Naloxone acceptance by outpatient veterans: A risk-prioritized telephone outreach event

August 22, 2020



Opioid overdose is a major public health concern in the United States. Naloxone education and distribution can decrease the risk of overdose deaths. A previous study showed that a longitudinal, multi-attempt telephone intervention by a single pharmacy resident was effective for distributing naloxone to a high-risk veteran population.


The purpose of this project was to investigate whether a team-based, single-attempt telephone outreach event is effective for distributing naloxone to at-risk outpatient veterans.

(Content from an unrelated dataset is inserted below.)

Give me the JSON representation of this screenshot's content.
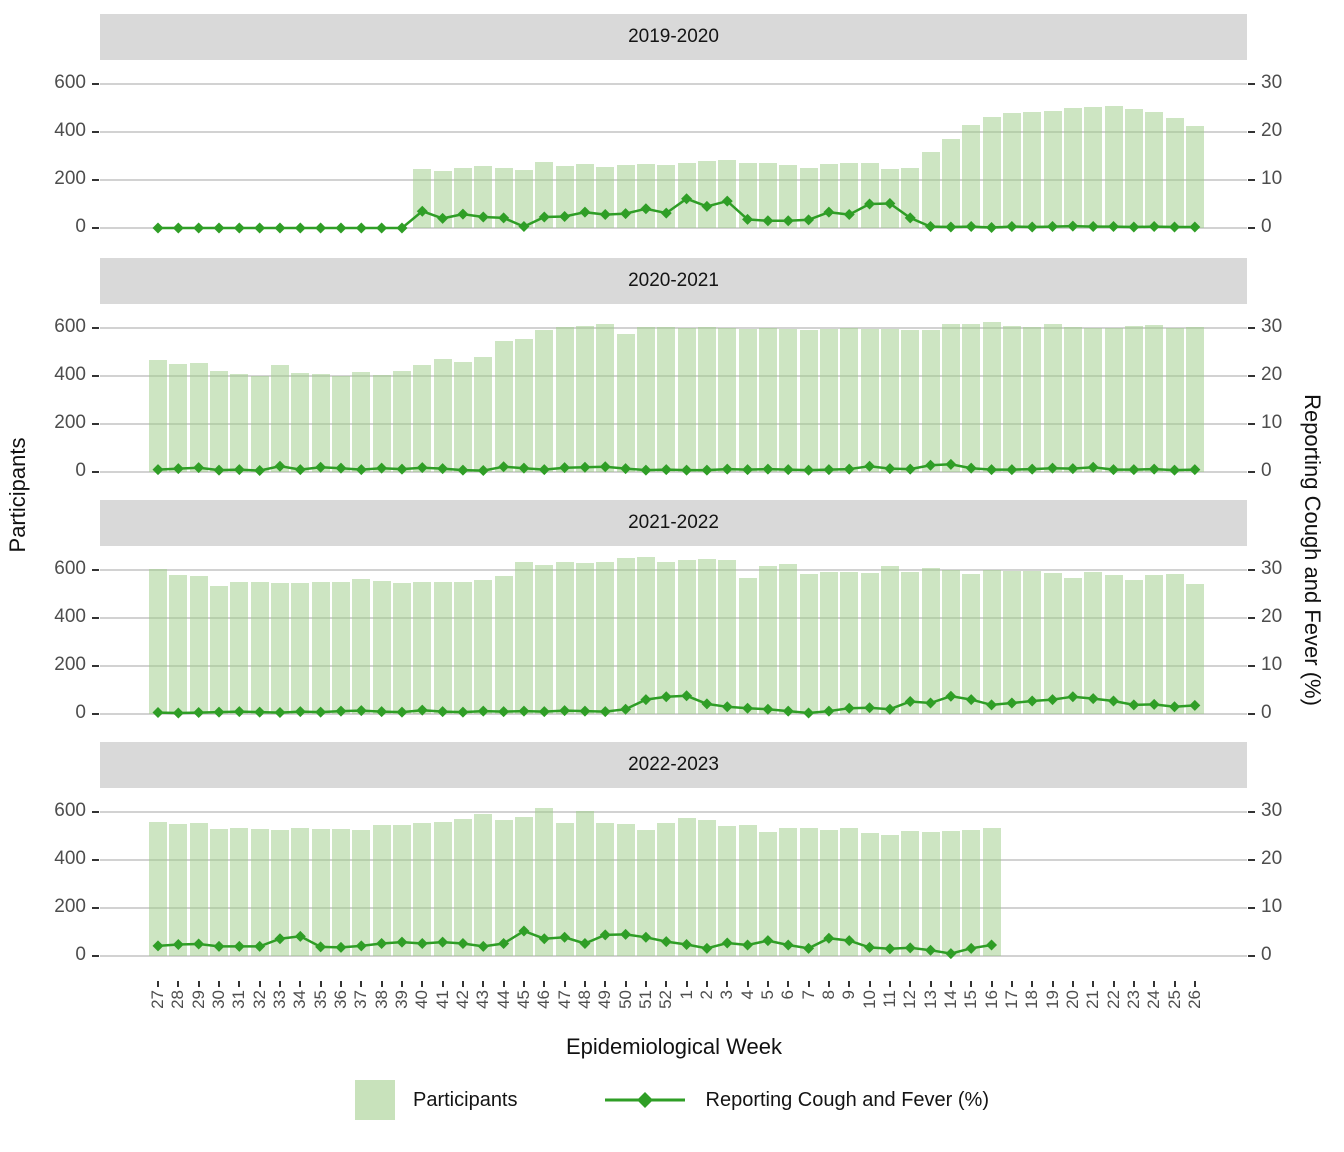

The Risk Index for Overdose or Serious Opioid-Induced Respiratory Depression (RIOSORD) tool was used to identify patients with risk class ≥4. Pharmacy trainees contacted 164 patients and offered naloxone. The primary outcome was the proportion of patients with RIOSORD risk class ≥4 who had naloxone before versus after the intervention.


The proportion of patients with RIOSORD class ≥4 who had a naloxone kit before and after the event was 0.28 and 0.63, respectively (difference = 0.35, p < 1 × 10−6). Per-protocol analysis showed that of 164 patients contacted, 67% were reached (n = 109) and 80 patients accepted naloxone, corresponding to a 73% acceptance rate for those reached.


A team-based telephone outreach event is an effective method for distributing naloxone to at-risk outpatient veterans.